Africa-Press. Les Émirats arabes unis et la République démocratique du Congo ont signé un accord de partenariat économique global (CEPA) à Abou Dhabi, en présence des présidents Mohamed ben Zayed Al Nahyan et Félix Tshisekedi.
Cet accord établit un nouveau cadre juridique et commercial reliant l’une des économies du Golfe à la croissance la plus rapide à l’un des pays africains les plus riches en ressources naturelles, ouvrant la voie à une nouvelle phase d’intégration économique intercontinentale.
Aboutissement de négociations intensives
Selon des sources médiatiques, cet accord historique est le fruit de deux années de négociations complexes et approfondies. Le texte final comprend plus de 100 pages de dispositions détaillées couvrant l’ensemble des domaines de coopération économique.

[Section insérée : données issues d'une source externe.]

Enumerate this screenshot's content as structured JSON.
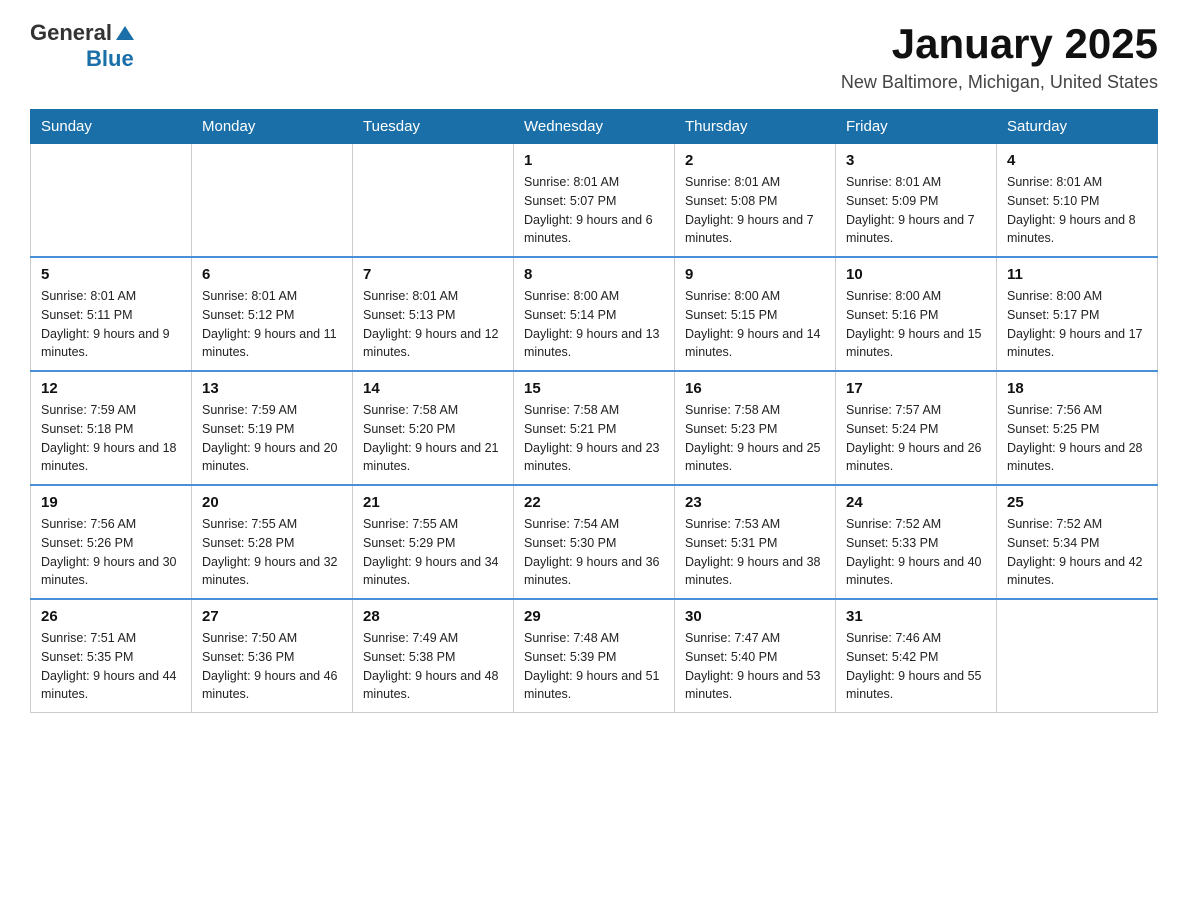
{
  "header": {
    "logo": {
      "general": "General",
      "blue": "Blue"
    },
    "title": "January 2025",
    "subtitle": "New Baltimore, Michigan, United States"
  },
  "days_of_week": [
    "Sunday",
    "Monday",
    "Tuesday",
    "Wednesday",
    "Thursday",
    "Friday",
    "Saturday"
  ],
  "weeks": [
    {
      "days": [
        {
          "num": "",
          "info": ""
        },
        {
          "num": "",
          "info": ""
        },
        {
          "num": "",
          "info": ""
        },
        {
          "num": "1",
          "info": "Sunrise: 8:01 AM\nSunset: 5:07 PM\nDaylight: 9 hours and 6 minutes."
        },
        {
          "num": "2",
          "info": "Sunrise: 8:01 AM\nSunset: 5:08 PM\nDaylight: 9 hours and 7 minutes."
        },
        {
          "num": "3",
          "info": "Sunrise: 8:01 AM\nSunset: 5:09 PM\nDaylight: 9 hours and 7 minutes."
        },
        {
          "num": "4",
          "info": "Sunrise: 8:01 AM\nSunset: 5:10 PM\nDaylight: 9 hours and 8 minutes."
        }
      ]
    },
    {
      "days": [
        {
          "num": "5",
          "info": "Sunrise: 8:01 AM\nSunset: 5:11 PM\nDaylight: 9 hours and 9 minutes."
        },
        {
          "num": "6",
          "info": "Sunrise: 8:01 AM\nSunset: 5:12 PM\nDaylight: 9 hours and 11 minutes."
        },
        {
          "num": "7",
          "info": "Sunrise: 8:01 AM\nSunset: 5:13 PM\nDaylight: 9 hours and 12 minutes."
        },
        {
          "num": "8",
          "info": "Sunrise: 8:00 AM\nSunset: 5:14 PM\nDaylight: 9 hours and 13 minutes."
        },
        {
          "num": "9",
          "info": "Sunrise: 8:00 AM\nSunset: 5:15 PM\nDaylight: 9 hours and 14 minutes."
        },
        {
          "num": "10",
          "info": "Sunrise: 8:00 AM\nSunset: 5:16 PM\nDaylight: 9 hours and 15 minutes."
        },
        {
          "num": "11",
          "info": "Sunrise: 8:00 AM\nSunset: 5:17 PM\nDaylight: 9 hours and 17 minutes."
        }
      ]
    },
    {
      "days": [
        {
          "num": "12",
          "info": "Sunrise: 7:59 AM\nSunset: 5:18 PM\nDaylight: 9 hours and 18 minutes."
        },
        {
          "num": "13",
          "info": "Sunrise: 7:59 AM\nSunset: 5:19 PM\nDaylight: 9 hours and 20 minutes."
        },
        {
          "num": "14",
          "info": "Sunrise: 7:58 AM\nSunset: 5:20 PM\nDaylight: 9 hours and 21 minutes."
        },
        {
          "num": "15",
          "info": "Sunrise: 7:58 AM\nSunset: 5:21 PM\nDaylight: 9 hours and 23 minutes."
        },
        {
          "num": "16",
          "info": "Sunrise: 7:58 AM\nSunset: 5:23 PM\nDaylight: 9 hours and 25 minutes."
        },
        {
          "num": "17",
          "info": "Sunrise: 7:57 AM\nSunset: 5:24 PM\nDaylight: 9 hours and 26 minutes."
        },
        {
          "num": "18",
          "info": "Sunrise: 7:56 AM\nSunset: 5:25 PM\nDaylight: 9 hours and 28 minutes."
        }
      ]
    },
    {
      "days": [
        {
          "num": "19",
          "info": "Sunrise: 7:56 AM\nSunset: 5:26 PM\nDaylight: 9 hours and 30 minutes."
        },
        {
          "num": "20",
          "info": "Sunrise: 7:55 AM\nSunset: 5:28 PM\nDaylight: 9 hours and 32 minutes."
        },
        {
          "num": "21",
          "info": "Sunrise: 7:55 AM\nSunset: 5:29 PM\nDaylight: 9 hours and 34 minutes."
        },
        {
          "num": "22",
          "info": "Sunrise: 7:54 AM\nSunset: 5:30 PM\nDaylight: 9 hours and 36 minutes."
        },
        {
          "num": "23",
          "info": "Sunrise: 7:53 AM\nSunset: 5:31 PM\nDaylight: 9 hours and 38 minutes."
        },
        {
          "num": "24",
          "info": "Sunrise: 7:52 AM\nSunset: 5:33 PM\nDaylight: 9 hours and 40 minutes."
        },
        {
          "num": "25",
          "info": "Sunrise: 7:52 AM\nSunset: 5:34 PM\nDaylight: 9 hours and 42 minutes."
        }
      ]
    },
    {
      "days": [
        {
          "num": "26",
          "info": "Sunrise: 7:51 AM\nSunset: 5:35 PM\nDaylight: 9 hours and 44 minutes."
        },
        {
          "num": "27",
          "info": "Sunrise: 7:50 AM\nSunset: 5:36 PM\nDaylight: 9 hours and 46 minutes."
        },
        {
          "num": "28",
          "info": "Sunrise: 7:49 AM\nSunset: 5:38 PM\nDaylight: 9 hours and 48 minutes."
        },
        {
          "num": "29",
          "info": "Sunrise: 7:48 AM\nSunset: 5:39 PM\nDaylight: 9 hours and 51 minutes."
        },
        {
          "num": "30",
          "info": "Sunrise: 7:47 AM\nSunset: 5:40 PM\nDaylight: 9 hours and 53 minutes."
        },
        {
          "num": "31",
          "info": "Sunrise: 7:46 AM\nSunset: 5:42 PM\nDaylight: 9 hours and 55 minutes."
        },
        {
          "num": "",
          "info": ""
        }
      ]
    }
  ]
}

Les clauses visent notamment à réduire les droits de douane, lever les obstacles bureaucratiques à l’investissement et sécuriser les chaînes d’approvisionnement dans des secteurs clés tels que les mines, l’agriculture et les énergies renouvelables.
Souveraineté des ressources et enjeu de l’or
L’accord revêt également une dimension politique majeure par son accent sur le secteur minier. Le ministre congolais du Commerce extérieur, Julien Paluku, a indiqué que les contrats liés à l’or visent directement à renforcer la souveraineté économique du pays.
L’accord ambitionne par ailleurs de garantir l’exportation des ressources congolaises vers les marchés mondiaux via les Émirats, limitant ainsi l’exploitation des richesses de l’est du pays par des acteurs régionaux en conflit et transformant une confrontation armée en un enjeu de stabilité économique et de développement.
Chiffres clés et intégration des marchés
La coopération s’appuie sur des indicateurs économiques solides enregistrés en 2025, avec une hausse des échanges commerciaux non pétroliers atteignant 2,9 milliards de dollars, soit une croissance de 16,1 %.
Les Émirats tirent parti du produit intérieur brut congolais estimé à 70,75 milliards de dollars et du statut mondial de la RDC en tant que premier producteur de cobalt, élément clé dans la fabrication des batteries de véhicules électriques et la transition énergétique mondiale.
Ancrage de l’influence émiratie en Afrique
Des analystes estiment que cet accord dépasse le cadre bilatéral et s’inscrit dans une stratégie plus large d’expansion de l’influence émiratie en Afrique. Ils y voient une mise en œuvre concrète des perspectives de l’« accord de partenariat stratégique » signé entre Abou Dhabi et Washington en septembre 2024, ouvrant la voie à un rôle accru des Émirats comme acteur régional et international capable de relier investissements occidentaux et ressources africaines.
Grâce à ce partenariat, les Émirats consolident leur position de porte d’entrée majeure du commerce avec l’Afrique centrale et orientale, s’appuyant sur le soutien stratégique et logistique de leurs grandes alliances internationales.